Jubanka
- Native name: Јубанка
- Company type: Joint-stock company
- Industry: Finance and Insurance
- Predecessor: Jubanka (1991–2005) Alpha Bank Srbija (2005–2017)
- Founded: 7 January 1991
- Defunct: 25 December 2017
- Fate: Merged into AIK Banka
- Successor: AIK Banka (since 2017)
- Headquarters: Belgrade, Serbia
- Area served: Serbia
- Products: Commercial banking, Investment banking
- Total assets: ▼€602.11 million (2016)
- Total equity: ▲€94.65 million (2016)
- Owner: AIK Banka (100%)
- Number of employees: 924 (2016) cca. 100 (December 2017)

= Jubanka =

Serbian banking and financial services company

Jubanka (Јубанка), formerly known as Alpha Bank Srbija, was a commercial bank based in Belgrade, Serbia. In December 2017, following the purchase in April 2017, it merged into AIK Banka.

==History==
The bank was founded in 1991 as Jubanka and was the fifth-largest bank in Serbia as of 2005. On 26 January 2005, Greek Alpha Bank officially agreed the purchase of an 88.64% stake in Serbian Jubanka. By June 2005, its name was changed to Alpha Bank Beograd.

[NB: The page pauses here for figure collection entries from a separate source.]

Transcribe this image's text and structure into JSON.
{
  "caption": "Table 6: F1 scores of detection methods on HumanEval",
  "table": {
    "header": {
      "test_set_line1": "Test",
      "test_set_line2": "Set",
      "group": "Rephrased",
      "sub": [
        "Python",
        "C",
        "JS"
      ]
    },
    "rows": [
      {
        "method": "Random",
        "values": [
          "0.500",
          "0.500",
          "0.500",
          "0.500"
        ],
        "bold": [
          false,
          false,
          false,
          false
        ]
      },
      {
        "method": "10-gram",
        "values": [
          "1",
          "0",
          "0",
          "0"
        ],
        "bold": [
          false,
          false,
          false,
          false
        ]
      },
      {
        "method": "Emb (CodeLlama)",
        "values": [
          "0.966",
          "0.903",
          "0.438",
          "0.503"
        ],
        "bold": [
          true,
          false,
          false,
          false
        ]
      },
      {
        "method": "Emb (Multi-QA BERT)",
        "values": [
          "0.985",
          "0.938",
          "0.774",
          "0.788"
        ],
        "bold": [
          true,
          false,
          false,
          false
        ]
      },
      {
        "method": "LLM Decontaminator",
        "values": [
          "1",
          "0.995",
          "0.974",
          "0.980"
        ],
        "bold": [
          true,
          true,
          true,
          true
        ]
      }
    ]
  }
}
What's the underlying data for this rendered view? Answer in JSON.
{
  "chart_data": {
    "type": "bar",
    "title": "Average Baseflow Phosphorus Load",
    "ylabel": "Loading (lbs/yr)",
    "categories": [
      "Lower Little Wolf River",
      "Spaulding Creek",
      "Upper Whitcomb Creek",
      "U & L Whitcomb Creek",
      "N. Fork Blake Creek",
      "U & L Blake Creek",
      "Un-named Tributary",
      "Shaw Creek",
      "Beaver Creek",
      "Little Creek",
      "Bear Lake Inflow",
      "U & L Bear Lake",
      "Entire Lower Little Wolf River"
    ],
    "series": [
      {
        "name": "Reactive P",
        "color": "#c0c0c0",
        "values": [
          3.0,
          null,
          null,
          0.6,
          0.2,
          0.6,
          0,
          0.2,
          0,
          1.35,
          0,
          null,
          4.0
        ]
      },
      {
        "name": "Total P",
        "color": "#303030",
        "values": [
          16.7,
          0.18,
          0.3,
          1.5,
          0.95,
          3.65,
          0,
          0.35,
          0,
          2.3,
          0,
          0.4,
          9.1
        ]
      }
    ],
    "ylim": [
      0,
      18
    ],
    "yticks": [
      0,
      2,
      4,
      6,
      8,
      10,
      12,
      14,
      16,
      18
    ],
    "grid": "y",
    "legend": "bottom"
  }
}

In April 2017, AIK Banka (majority owned by MK Group) purchased 100% of shares of the company, and reverted its former name Jubanka. On 22 December 2017, Jubanka has completed the process of merging into AIK Banka and more than 800 of its employees have left the company from June until December 2017. Since 25 December 2017, Jubanka operates under name AIK Banka. Also, housing and cash loans to citizens, as well as credit card debt, took Société Générale Srbija.